L’inflation américaine est principalement conditionnée par l’allure du prix des biens et celle du pétrole. Le rush des ménages sur les biens, alors que les stocks étaient réduits, a provoqué ce déséquilibre. Ce n’est pas une question de salaire. L’ajustement de l’offre est en cours mais celui-ci pourrait être perturbé par la Fed qui désormais veut intervenir rapidement au risque de peser sur l’activité. Ce serait un comble au moment où Biden est incapable de faire passer ses plans de relance.
L’inflation américaine a encore progressé en décembre. Elle s’est inscrite à 7% le plus haut niveau depuis le début des années 1980. Sur l’ensemble de l’année, le taux d’inflation moyen est de 4.7%. Là aussi c’est un chiffre historiquement élevé.

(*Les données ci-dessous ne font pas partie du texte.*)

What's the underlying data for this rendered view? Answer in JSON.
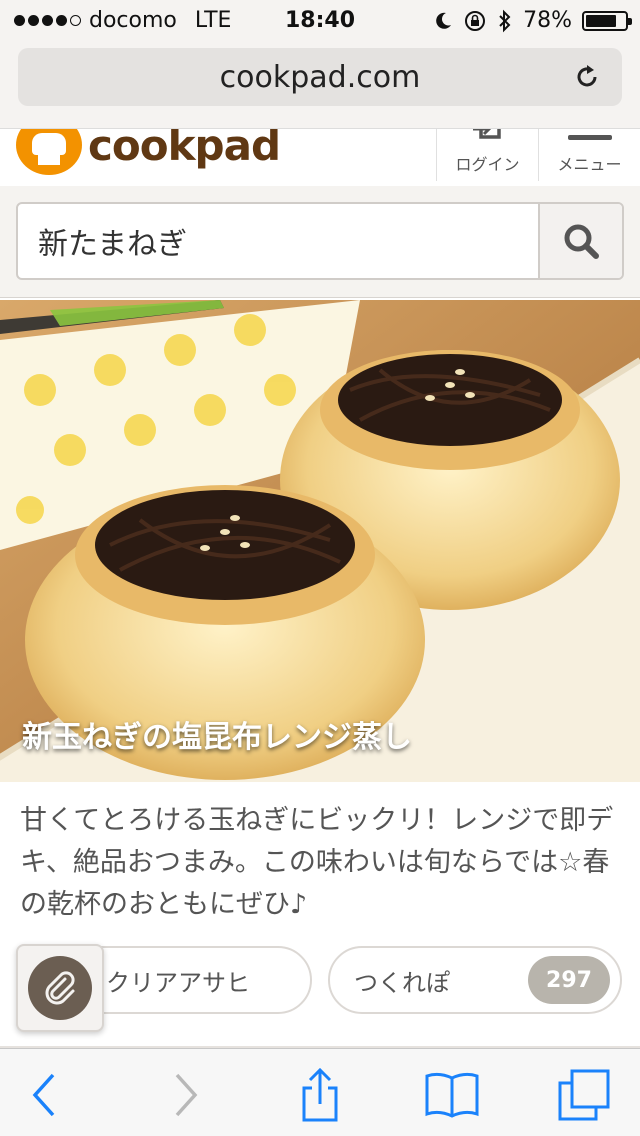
{
  "status_bar": {
    "carrier": "docomo",
    "network": "LTE",
    "time": "18:40",
    "battery": "78%",
    "battery_level": 0.78,
    "signal_bars": 4,
    "signal_total": 5
  },
  "browser": {
    "url": "cookpad.com"
  },
  "header": {
    "logo_text": "cookpad",
    "login_label": "ログイン",
    "menu_label": "メニュー"
  },
  "search": {
    "value": "新たまねぎ"
  },
  "hero": {
    "title": "新玉ねぎの塩昆布レンジ蒸し"
  },
  "description": "甘くてとろける玉ねぎにビックリ！レンジで即デキ、絶品おつまみ。この味わいは旬ならでは☆春の乾杯のおともにぜひ♪",
  "buttons": {
    "author_label": "クリアアサヒ",
    "tsukurepo_label": "つくれぽ",
    "tsukurepo_count": "297"
  },
  "colors": {
    "brand_orange": "#f39200",
    "brand_brown": "#603813",
    "ios_blue": "#1a82fb"
  },
  "icons": {
    "reload": "reload-icon",
    "login": "login-icon",
    "menu": "menu-icon",
    "search": "search-icon",
    "clip": "clip-icon",
    "back": "back-icon",
    "forward": "forward-icon",
    "share": "share-icon",
    "bookmarks": "bookmarks-icon",
    "tabs": "tabs-icon"
  }
}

Le taux d’inflation sous-jacent est lui aussi très fort. Il s’est inscrit à 5.45 % en décembre et à 3.6 % en moyenne sur l’ensemble de l’année 2021.
Trois remarques
1- Le rôle de l’énergie est toujours essentiel même si sa contribution, comme en zone euro, se replie en décembre. Cela traduit la baisse moyenne du prix. Le baril de brent était en moyenne à 74.7 USD contre 81 en novembre. La dynamique s’est inversée depuis.
2- L’accélération de l’inflation sous jacente vient quasi uniquement du prix des biens. Le graphe dont les indices sont rebasés à 100 au premier trimestre 2020 est explicite. Il est cohérent avec la hausse brutale de la demande de bien après la relance Biden du mois de mars dernier. La demande de services a peu évolué sur la période.
Le rapprochement avec l’allure de la consommation des ménages par grands postes est très troublants suggérant que la relance de Biden est à l’origine de cette flambée inflationniste.
La rupture n’est pas une question de salaire mais de dynamique de la demande, sinon la demande de services aurait progressé vivement et l’indice des prix associé aurait montré une rupture.
L’inflation est donc du type de celle observée après une période de rationnement comme après une guerre (voir le premier graphe).
On constate aussi qu’en dépit de sa hausse rapide, la composante logement, dont la contribution à 1.34%, au plus haut depuis la période d’avant crise, a un impact réduit sur le profil de l’indice du prix des services.
Il faut donc suivre les facteurs de tensions sur le secteur des biens pour appréhender l’évolution future de l’inflation.
A la lecture des enquêtes, les tensions sont désormais moindres qu’au cours de l’été comme le montre le graphe. pour les pays du G7.
3- Au regard du profil de l’inflation passée, et en reproduisant les profils mensuels moyens, le taux d’inflation moyen serait de 4.4% en 2022 mais de 1.8% en glissement à fin décembre. Pour l’inflation sous-jacente, le taux moyen serait de 4% et de 2.1% en glissement.
Ce ne sont que des repères car le début d’année aura encore un taux d’inflation élevée tirant à la hausse le chiffre qui sera effectivement constaté.
Quelques mots de conclusion
Faire une relance de grande ampleur lorsque l’économie est en déséquilibre c’est prendre le risque de créer un autre biais.
C’est probablement ce qui s’est passé aux USA avec tous les plans de relance qui ont été mis en œuvre pour tenter de faire converger l’économie vers sa tendance antérieure. De ce point de vue, la zone Euro a engendré moins de déséquilibres.
Les ménages américains, après avoir touché leur helicopter money associée à la relance, ont orientés massivement leurs dépenses sur les biens.
La particularité de la période est qu’elle a été celle d’un rationnement d’abord sur les biens et les services puis uniquement sur les services en raison des contraintes sanitaires. La levée du rationnement sur les biens a incité les ménages à se ruer sur les biens délaissant les services. Sans ce rationnement sur les services, l’effet de la relance aurait été plus diffus, mieux réparti et les entreprises manufacturières n’auraient pas souffert autant de ce manque de stocks au moment du rush.
La Fed se mobilise désormais sur cette situation au risque, en voulant intervenir trop rapidement, de gêner l’ajustement en cours dans l’industrie alors que Joe Biden n’arrive pas à faire passer ses deux nouveaux plans de relance. L’économie risque d’être rapidement contrainte.
La Fed a raison de vouloir revenir dans le jeu car sa crédibilité est en jeu, mais à souhaiter intervenir trop vite elle pourrait rapidement modifier les anticipations (hausse des taux réels) et peser sur l’activité et sur la croissance.